Taiwan plans to open an institute of sexology in an effort to reduce its divorce rate.

Apr 16, 2001 | Finally, Taiwanese citizens have a rigorous academic setting in which to study "quality sex."

The Graduate Institute of Sexology will be based at Shu Te University and headed by Dr. Lin Yen-chin. It is to open later this year.

The institute is about saving marriages, Lin says. Taiwan leads Asia in its annual divorce rate, at 2.37 percent in 2000, according to the Straits Times.

"If a married person fails to ask his or her better half to spice up their sex life, frustrations would build up and eventually ruin their marriage," Lin told the Straits Times.

Less discussed is a more disturbing number. Thirty-five percent of married women were victims of spousal abuse, according to the Department of Women Development of Taiwan's Democratic Progressive Party and a 1999 U.S. State Department report. Rape is on the upswing, and the general level of sex education is low. News outlets in Taiwan recently drooled over the story of a 17-year-old who had seven abortions in one year, unaware of birth control techniques, according to the report in the Straits Times.

Still, Lin sounds either wide-eyed or weird when she suggests bad sex is at the heart of Taiwan's male-female problems. The country might well be hard up for sex information, but its incidence of violence against women goes deeper. When Peng Wan-ru, director of the Department of Women Development, was raped and murdered in 1997 -- her body had 35 stab wounds -- the Asian Human Rights Commission and other groups redoubled their efforts to look for solutions.
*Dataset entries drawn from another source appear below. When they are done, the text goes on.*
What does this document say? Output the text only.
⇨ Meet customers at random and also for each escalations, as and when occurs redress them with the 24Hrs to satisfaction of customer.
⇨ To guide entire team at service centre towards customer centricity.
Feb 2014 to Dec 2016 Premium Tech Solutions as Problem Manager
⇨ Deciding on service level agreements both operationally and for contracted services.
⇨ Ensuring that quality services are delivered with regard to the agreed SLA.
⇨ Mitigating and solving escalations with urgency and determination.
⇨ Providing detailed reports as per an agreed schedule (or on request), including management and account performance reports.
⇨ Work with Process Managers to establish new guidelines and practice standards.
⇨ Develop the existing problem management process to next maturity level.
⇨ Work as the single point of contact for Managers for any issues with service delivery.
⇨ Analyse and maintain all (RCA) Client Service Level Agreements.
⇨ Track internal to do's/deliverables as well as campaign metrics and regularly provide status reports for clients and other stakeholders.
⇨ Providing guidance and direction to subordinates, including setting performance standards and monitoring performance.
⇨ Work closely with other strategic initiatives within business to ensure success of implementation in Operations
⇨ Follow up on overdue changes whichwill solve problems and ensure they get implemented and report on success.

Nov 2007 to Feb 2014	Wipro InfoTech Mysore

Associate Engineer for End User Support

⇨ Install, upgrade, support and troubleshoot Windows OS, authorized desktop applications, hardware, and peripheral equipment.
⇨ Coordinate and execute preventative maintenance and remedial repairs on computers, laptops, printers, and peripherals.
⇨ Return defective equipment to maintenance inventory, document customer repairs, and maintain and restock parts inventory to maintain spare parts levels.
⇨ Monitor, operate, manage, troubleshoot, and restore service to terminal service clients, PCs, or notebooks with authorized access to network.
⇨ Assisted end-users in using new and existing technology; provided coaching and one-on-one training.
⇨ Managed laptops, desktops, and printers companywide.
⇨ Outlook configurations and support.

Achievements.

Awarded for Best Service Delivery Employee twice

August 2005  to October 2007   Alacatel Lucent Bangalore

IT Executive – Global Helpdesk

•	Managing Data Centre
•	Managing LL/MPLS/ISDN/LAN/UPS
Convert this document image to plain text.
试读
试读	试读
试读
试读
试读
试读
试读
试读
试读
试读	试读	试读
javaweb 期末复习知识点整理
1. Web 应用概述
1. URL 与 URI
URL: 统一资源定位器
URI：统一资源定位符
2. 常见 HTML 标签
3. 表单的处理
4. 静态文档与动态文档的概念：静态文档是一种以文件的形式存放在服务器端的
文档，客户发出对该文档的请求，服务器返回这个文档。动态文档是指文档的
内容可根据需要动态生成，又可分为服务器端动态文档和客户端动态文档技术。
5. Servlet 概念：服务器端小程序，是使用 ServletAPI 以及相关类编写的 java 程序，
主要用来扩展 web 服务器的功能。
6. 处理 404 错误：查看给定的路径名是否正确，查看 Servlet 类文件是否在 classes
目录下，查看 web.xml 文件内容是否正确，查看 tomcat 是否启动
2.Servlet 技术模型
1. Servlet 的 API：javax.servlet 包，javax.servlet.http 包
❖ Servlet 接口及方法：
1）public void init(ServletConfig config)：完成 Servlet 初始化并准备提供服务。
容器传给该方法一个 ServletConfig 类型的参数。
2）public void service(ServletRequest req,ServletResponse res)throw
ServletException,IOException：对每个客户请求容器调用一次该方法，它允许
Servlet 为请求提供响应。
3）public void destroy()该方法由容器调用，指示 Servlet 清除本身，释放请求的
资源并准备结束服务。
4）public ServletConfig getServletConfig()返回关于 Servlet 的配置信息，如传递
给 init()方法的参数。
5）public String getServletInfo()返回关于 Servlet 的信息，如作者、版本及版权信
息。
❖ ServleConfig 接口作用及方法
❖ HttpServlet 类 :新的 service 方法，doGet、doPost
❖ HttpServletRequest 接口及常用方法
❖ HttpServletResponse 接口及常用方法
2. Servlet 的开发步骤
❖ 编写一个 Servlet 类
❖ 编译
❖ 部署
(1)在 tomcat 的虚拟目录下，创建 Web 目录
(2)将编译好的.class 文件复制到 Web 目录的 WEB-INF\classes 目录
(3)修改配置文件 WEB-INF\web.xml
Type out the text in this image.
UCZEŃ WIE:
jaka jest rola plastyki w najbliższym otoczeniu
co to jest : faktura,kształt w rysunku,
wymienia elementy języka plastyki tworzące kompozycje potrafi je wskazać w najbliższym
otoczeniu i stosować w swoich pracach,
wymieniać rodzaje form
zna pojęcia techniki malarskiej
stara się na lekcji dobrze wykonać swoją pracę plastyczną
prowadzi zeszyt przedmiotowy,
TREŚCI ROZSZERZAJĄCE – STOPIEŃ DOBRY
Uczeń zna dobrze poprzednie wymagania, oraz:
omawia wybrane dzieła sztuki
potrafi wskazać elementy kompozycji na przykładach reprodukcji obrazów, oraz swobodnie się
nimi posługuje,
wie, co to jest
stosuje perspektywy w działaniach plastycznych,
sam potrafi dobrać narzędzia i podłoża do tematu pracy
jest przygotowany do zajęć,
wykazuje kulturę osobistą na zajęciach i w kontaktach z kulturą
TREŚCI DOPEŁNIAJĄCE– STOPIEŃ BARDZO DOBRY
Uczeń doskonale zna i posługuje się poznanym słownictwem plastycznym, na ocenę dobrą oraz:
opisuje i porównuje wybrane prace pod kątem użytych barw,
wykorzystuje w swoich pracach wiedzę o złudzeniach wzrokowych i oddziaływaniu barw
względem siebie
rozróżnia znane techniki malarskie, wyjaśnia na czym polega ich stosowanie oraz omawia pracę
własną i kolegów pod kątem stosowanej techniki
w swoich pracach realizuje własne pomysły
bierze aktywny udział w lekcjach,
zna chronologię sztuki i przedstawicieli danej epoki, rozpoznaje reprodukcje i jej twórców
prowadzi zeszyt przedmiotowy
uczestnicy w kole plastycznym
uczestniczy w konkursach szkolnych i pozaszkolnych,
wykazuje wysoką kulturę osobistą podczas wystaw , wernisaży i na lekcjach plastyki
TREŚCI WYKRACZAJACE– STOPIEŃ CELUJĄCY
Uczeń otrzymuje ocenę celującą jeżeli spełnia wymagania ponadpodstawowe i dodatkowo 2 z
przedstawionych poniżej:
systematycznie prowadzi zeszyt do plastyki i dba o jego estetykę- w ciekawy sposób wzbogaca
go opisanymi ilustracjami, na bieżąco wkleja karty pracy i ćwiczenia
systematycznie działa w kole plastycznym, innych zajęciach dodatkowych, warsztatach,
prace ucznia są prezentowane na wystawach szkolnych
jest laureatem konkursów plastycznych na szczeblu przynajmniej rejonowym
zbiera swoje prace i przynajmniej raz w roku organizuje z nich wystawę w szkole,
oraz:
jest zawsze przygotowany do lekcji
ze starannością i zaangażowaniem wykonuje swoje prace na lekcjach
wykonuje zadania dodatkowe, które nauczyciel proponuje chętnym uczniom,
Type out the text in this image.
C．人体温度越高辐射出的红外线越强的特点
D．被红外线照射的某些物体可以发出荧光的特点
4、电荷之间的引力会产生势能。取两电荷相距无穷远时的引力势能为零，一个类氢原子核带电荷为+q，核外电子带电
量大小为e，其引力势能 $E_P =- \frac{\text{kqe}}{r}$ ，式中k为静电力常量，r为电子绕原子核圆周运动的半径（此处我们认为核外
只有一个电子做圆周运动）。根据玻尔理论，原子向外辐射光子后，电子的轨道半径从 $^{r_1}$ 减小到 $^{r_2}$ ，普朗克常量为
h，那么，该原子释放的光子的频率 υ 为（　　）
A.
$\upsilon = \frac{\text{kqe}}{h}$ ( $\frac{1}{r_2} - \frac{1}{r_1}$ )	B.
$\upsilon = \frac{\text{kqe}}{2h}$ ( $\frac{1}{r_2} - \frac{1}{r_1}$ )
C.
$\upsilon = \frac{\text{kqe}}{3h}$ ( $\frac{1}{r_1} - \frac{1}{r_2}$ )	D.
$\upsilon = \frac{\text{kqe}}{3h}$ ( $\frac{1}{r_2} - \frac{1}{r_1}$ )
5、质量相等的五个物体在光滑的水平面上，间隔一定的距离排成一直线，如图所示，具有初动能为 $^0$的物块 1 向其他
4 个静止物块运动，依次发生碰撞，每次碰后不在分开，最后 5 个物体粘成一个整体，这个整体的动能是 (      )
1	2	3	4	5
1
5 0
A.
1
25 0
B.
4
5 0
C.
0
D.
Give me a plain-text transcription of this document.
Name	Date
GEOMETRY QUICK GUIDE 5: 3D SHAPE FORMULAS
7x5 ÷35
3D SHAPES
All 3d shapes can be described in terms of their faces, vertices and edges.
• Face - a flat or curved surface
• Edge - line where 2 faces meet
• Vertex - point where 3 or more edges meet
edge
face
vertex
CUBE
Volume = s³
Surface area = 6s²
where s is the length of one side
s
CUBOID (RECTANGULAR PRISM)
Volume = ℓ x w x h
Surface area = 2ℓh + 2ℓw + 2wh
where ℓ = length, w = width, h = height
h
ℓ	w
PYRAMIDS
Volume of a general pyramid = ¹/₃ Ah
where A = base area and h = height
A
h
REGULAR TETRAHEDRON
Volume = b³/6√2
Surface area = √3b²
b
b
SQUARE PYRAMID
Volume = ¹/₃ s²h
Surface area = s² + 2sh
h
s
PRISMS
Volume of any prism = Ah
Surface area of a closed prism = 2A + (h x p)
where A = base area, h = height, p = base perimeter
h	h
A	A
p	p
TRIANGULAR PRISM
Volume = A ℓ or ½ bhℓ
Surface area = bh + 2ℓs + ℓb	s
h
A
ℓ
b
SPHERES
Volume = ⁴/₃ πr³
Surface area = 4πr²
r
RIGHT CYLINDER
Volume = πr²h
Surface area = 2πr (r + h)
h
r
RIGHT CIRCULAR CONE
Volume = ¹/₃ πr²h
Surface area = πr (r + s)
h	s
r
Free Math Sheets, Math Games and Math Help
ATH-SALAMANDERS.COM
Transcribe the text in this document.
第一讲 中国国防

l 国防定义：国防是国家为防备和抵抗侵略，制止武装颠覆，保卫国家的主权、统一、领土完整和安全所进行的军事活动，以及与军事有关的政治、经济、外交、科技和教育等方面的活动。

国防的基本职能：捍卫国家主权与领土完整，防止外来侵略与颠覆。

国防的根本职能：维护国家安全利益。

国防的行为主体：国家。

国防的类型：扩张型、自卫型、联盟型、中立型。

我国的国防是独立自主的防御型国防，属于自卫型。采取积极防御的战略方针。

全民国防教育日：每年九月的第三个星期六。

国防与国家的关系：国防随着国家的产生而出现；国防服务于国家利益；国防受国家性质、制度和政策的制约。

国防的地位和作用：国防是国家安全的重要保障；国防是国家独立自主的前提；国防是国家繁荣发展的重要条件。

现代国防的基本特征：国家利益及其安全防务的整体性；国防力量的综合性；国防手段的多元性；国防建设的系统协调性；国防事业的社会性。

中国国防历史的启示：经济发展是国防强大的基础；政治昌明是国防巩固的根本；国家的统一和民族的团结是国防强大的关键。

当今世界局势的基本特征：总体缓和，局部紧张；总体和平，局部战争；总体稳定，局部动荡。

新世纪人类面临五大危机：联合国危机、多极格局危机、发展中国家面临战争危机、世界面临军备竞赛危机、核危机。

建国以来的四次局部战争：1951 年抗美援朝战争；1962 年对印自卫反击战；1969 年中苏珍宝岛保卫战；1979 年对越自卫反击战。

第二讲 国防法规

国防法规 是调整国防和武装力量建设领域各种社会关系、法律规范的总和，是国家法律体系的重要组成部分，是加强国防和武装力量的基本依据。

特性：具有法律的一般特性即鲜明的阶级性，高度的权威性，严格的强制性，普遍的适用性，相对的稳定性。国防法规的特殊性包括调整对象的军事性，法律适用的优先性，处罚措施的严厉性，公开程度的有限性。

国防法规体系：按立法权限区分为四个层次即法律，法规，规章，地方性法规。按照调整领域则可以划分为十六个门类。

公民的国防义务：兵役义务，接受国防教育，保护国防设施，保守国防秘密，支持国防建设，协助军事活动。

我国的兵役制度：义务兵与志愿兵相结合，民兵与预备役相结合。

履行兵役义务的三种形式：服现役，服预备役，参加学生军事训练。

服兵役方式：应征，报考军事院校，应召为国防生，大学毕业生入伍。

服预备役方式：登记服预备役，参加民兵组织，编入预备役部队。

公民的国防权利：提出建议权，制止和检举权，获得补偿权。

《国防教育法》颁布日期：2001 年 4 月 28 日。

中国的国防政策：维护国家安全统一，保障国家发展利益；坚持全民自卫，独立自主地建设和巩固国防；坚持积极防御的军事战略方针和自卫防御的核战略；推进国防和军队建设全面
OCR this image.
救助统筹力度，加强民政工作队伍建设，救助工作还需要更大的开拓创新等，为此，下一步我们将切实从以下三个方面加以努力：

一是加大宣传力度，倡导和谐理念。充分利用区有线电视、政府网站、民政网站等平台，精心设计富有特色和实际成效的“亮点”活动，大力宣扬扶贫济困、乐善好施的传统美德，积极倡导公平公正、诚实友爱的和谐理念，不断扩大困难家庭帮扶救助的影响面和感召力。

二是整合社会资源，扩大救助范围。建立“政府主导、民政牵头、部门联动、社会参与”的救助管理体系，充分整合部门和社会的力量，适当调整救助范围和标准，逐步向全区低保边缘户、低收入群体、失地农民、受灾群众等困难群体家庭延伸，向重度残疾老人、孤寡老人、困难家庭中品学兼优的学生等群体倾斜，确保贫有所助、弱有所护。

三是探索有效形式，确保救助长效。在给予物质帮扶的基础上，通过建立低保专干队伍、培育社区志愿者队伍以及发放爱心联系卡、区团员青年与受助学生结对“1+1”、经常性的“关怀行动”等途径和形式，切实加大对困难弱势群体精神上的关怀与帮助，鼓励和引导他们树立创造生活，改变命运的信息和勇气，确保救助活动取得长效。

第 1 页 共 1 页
As usual, it's the opponents of the sex school that put it in perspective: Lin's solution may be thin, but when Taiwanese conservatives haul out their fusty, thinly veiled prudishness -- sex education will lead to more abortions and sex crimes -- she comes out looking like a saint.

No word yet on the curriculum of the sex school, but look for lots of homework jokes among students.